A grizzly end for the scream queen in 'Creepshow'



(FD) These days you're fast gaining a new audience with your Writing career - how did that change of career direction happen?

(AB) I started taking a writing class to fill the void left in my life by the passing of a very close friend. Quickly learned if you're going to take a writing class, you have to write. So I started telling stories from my career -- filming with rats all over me in a studio in Moscow when the government declared Martial Law and civil war was threatened; dating Burt Reynolds long 
before the filming of *Cannonball Run; *making *Swamp Thing *in the swamps with the gators and snakes;  as one of the first go-go girls in NYC in a mobbed up cocktail lounge -- things like that, and that eventually became a best selling book, which then led to the Vampyres of Hollywood books.








(FD) In Vampyres of Hollywood, we are introduced to Ovsanna Moore, who is known as the 'Scream Queen' of Hollywood. Anyone we may know per chance? :-)

(AB) Well, you know what they say..."write what you know". :-)



(FD) I found Vampyres of Hollywood a wholly enjoyable read ...Satire,elements of film noir & Characters full of depth and dimension. Have you had anyone in the film business accuse you of basing any of the characters on them? 

(AB) As you know, most of the recognizable characters are dead. At least, inreal life. So they're not complaining. When I wrote Tom Atkins in as a character, I made sure I read it all to Tommy first to get his blessing. As for the villains, I doubt that anyone would want to be acknowledged as having anything in common with them, save their professions as agents and paparazzi.
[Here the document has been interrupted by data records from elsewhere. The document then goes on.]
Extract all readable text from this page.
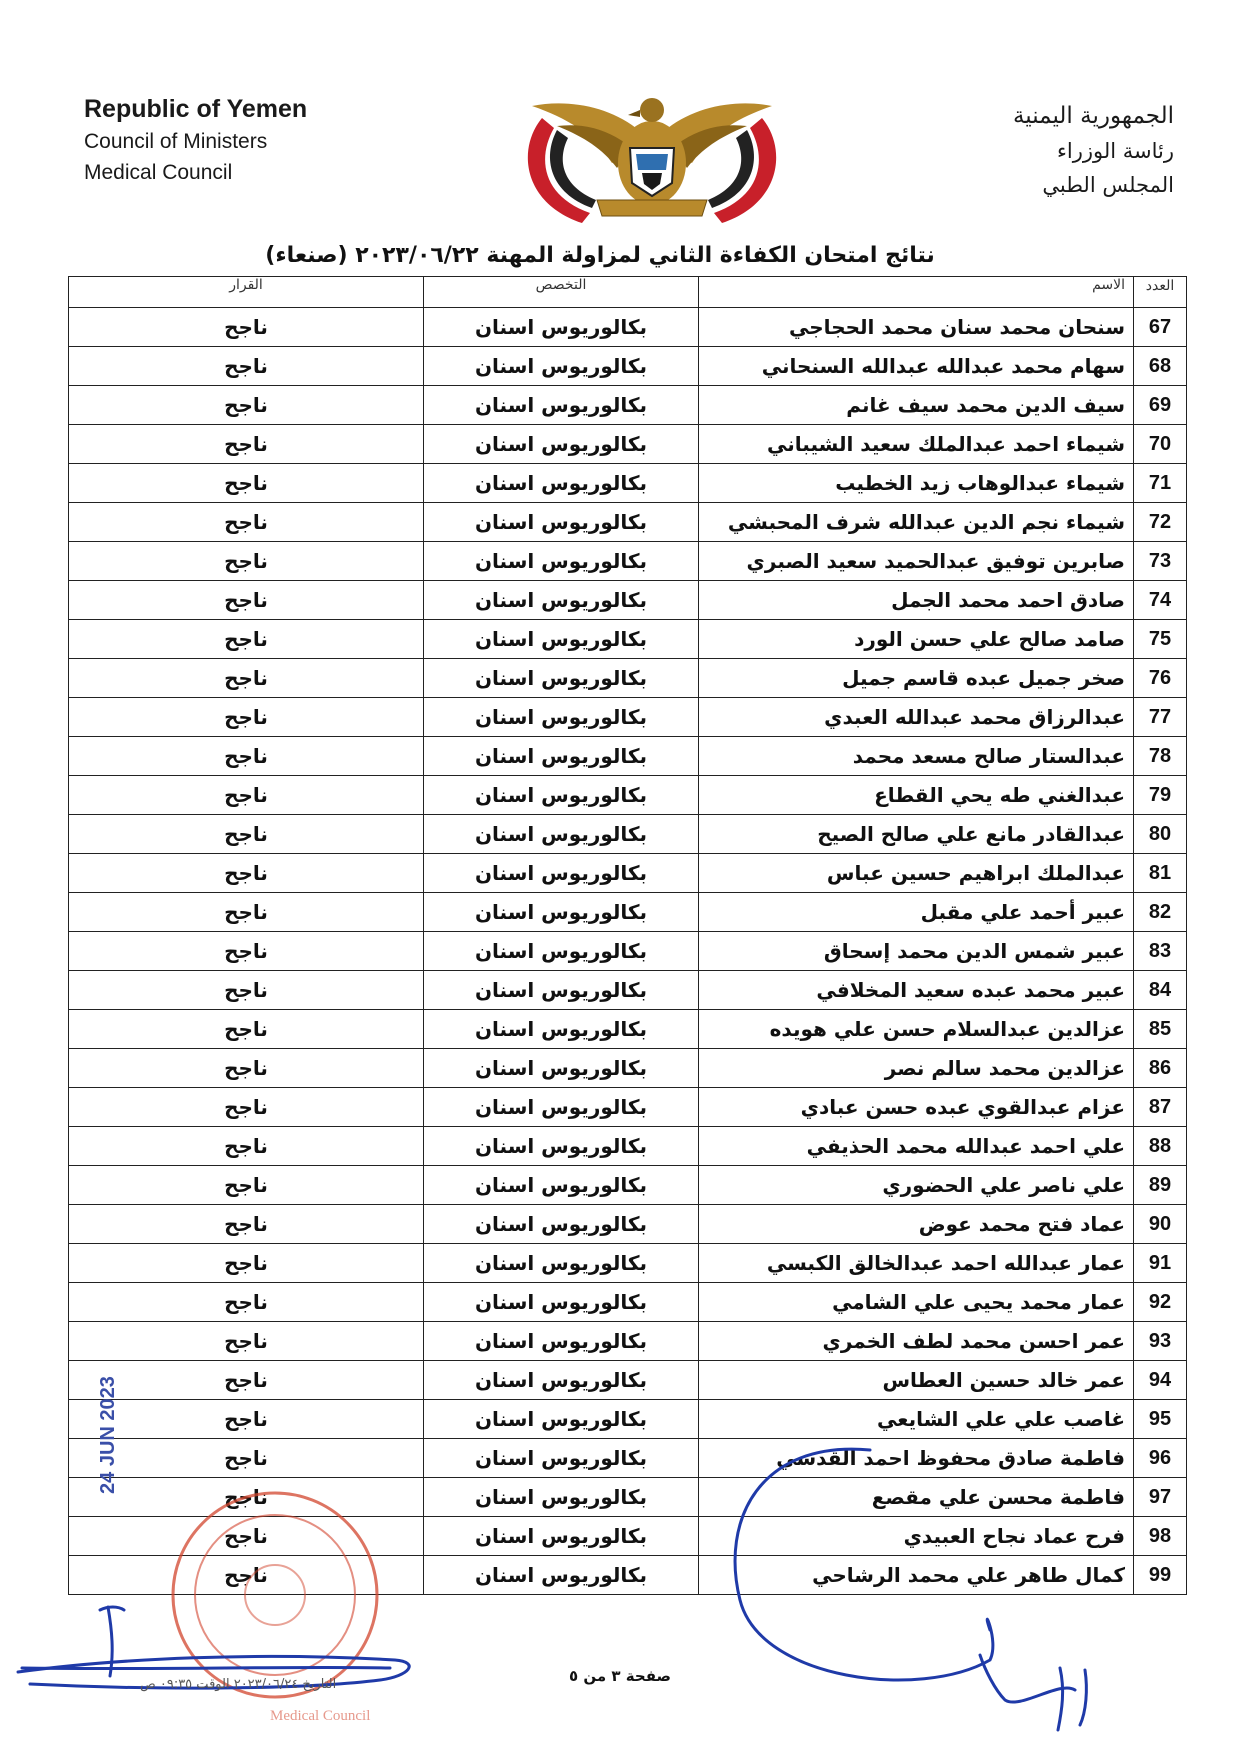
Republic of Yemen
Council of Ministers
Medical Council
الجمهورية اليمنية
رئاسة الوزراء
المجلس الطبي
نتائج امتحان الكفاءة الثاني لمزاولة المهنة ٢٠٢٣/٠٦/٢٢ (صنعاء)
العدد	الاسم	التخصص	القرار
67	سنحان محمد سنان محمد الحجاجي	بكالوريوس اسنان	ناجح
68	سهام محمد عبدالله عبدالله السنحاني	بكالوريوس اسنان	ناجح
69	سيف الدين محمد سيف غانم	بكالوريوس اسنان	ناجح
70	شيماء احمد عبدالملك سعيد الشيباني	بكالوريوس اسنان	ناجح
71	شيماء عبدالوهاب زيد الخطيب	بكالوريوس اسنان	ناجح
72	شيماء نجم الدين عبدالله شرف المحبشي	بكالوريوس اسنان	ناجح
73	صابرين توفيق عبدالحميد سعيد الصبري	بكالوريوس اسنان	ناجح
74	صادق احمد محمد الجمل	بكالوريوس اسنان	ناجح
75	صامد صالح علي حسن الورد	بكالوريوس اسنان	ناجح
76	صخر جميل عبده قاسم جميل	بكالوريوس اسنان	ناجح
77	عبدالرزاق محمد عبدالله العبدي	بكالوريوس اسنان	ناجح
78	عبدالستار صالح مسعد محمد	بكالوريوس اسنان	ناجح
79	عبدالغني طه يحي القطاع	بكالوريوس اسنان	ناجح
80	عبدالقادر مانع علي صالح الصيح	بكالوريوس اسنان	ناجح
81	عبدالملك ابراهيم حسين عباس	بكالوريوس اسنان	ناجح
82	عبير أحمد علي مقبل	بكالوريوس اسنان	ناجح
83	عبير شمس الدين محمد إسحاق	بكالوريوس اسنان	ناجح
84	عبير محمد عبده سعيد المخلافي	بكالوريوس اسنان	ناجح
85	عزالدين عبدالسلام حسن علي هويده	بكالوريوس اسنان	ناجح
86	عزالدين محمد سالم نصر	بكالوريوس اسنان	ناجح
87	عزام عبدالقوي عبده حسن عبادي	بكالوريوس اسنان	ناجح
88	علي احمد عبدالله محمد الحذيفي	بكالوريوس اسنان	ناجح
89	علي ناصر علي الحضوري	بكالوريوس اسنان	ناجح
90	عماد فتح محمد عوض	بكالوريوس اسنان	ناجح
91	عمار عبدالله احمد عبدالخالق الكبسي	بكالوريوس اسنان	ناجح
92	عمار محمد يحيى علي الشامي	بكالوريوس اسنان	ناجح
93	عمر احسن محمد لطف الخمري	بكالوريوس اسنان	ناجح
94	عمر خالد حسين العطاس	بكالوريوس اسنان	ناجح
95	غاصب علي علي الشايعي	بكالوريوس اسنان	ناجح
96	فاطمة صادق محفوظ احمد القدسي	بكالوريوس اسنان	ناجح
97	فاطمة محسن علي مقصع	بكالوريوس اسنان	ناجح
98	فرح عماد نجاح العبيدي	بكالوريوس اسنان	ناجح
99	كمال طاهر علي محمد الرشاحي	بكالوريوس اسنان	ناجح
24 JUN 2023
Medical Council
صفحة ٣ من ٥
التاريخ ٢٠٢٣/٠٦/٢٤ الوقت ٠٩:٣٥ ص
(FD) For those who haven’t read ‘Love Bites’, your recent follow up to Vampyres of Hollywood, what can you tell us about that story?

(AB) I like *Love Bites *even more than *Vampyres of Hollywood. *It has more of my sense of humor, I think, and more sensuality or sexuality or whatever you call it, with the love triangle between Ovsanna and her female assistant and the detective, Peter King. And I get a kick out of the scene with vampyre Orson Welles morphing in and out of a rat's body. I haven't got a clue where that came from in my head, but it makes me laugh.
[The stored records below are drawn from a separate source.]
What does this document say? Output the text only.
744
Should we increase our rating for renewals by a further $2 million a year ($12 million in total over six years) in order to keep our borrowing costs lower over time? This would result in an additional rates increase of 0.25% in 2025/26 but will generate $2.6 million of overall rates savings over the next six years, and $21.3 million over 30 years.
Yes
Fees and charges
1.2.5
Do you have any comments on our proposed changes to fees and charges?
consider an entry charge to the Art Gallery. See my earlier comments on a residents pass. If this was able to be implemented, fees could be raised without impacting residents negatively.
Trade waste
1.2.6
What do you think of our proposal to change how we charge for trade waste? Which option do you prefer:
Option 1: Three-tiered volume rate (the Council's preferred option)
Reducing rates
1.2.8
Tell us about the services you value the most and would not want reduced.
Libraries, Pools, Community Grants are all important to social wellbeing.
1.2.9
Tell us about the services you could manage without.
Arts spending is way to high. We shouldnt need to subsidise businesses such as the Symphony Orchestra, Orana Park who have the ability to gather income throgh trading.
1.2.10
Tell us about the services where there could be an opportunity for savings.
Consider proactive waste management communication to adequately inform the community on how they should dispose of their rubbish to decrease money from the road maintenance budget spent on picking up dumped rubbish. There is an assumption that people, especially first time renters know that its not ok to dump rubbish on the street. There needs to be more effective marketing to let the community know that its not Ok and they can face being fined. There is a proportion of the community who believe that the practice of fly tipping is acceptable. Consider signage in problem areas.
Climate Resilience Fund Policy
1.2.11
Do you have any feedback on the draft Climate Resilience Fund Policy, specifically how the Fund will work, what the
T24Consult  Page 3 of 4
(FD) What does the future hold for Adrienne Barbeau - author? More Ovsanna Moore hopefully?

(AB) Well, *Love Bites *was just released digitally as an e-book on Amazon, soI'm pleased about that. And I'm supposed to be writing a one-woman show based on *There Are Worse Things I Could Do,*but  I my sons' soccer games seem to be taking precedence so it might be a few more months before that sees the light of day. In the meantime, I'm recording a name yet to be revealed video game and waiting for the next good script to come along while I look forward to visiting my son, Cody (Carpenter, for all your horror readers) in Japan.








I'd like to thank Adrienne again for her time. The interview was conducted by email over the 7th and 8th of April.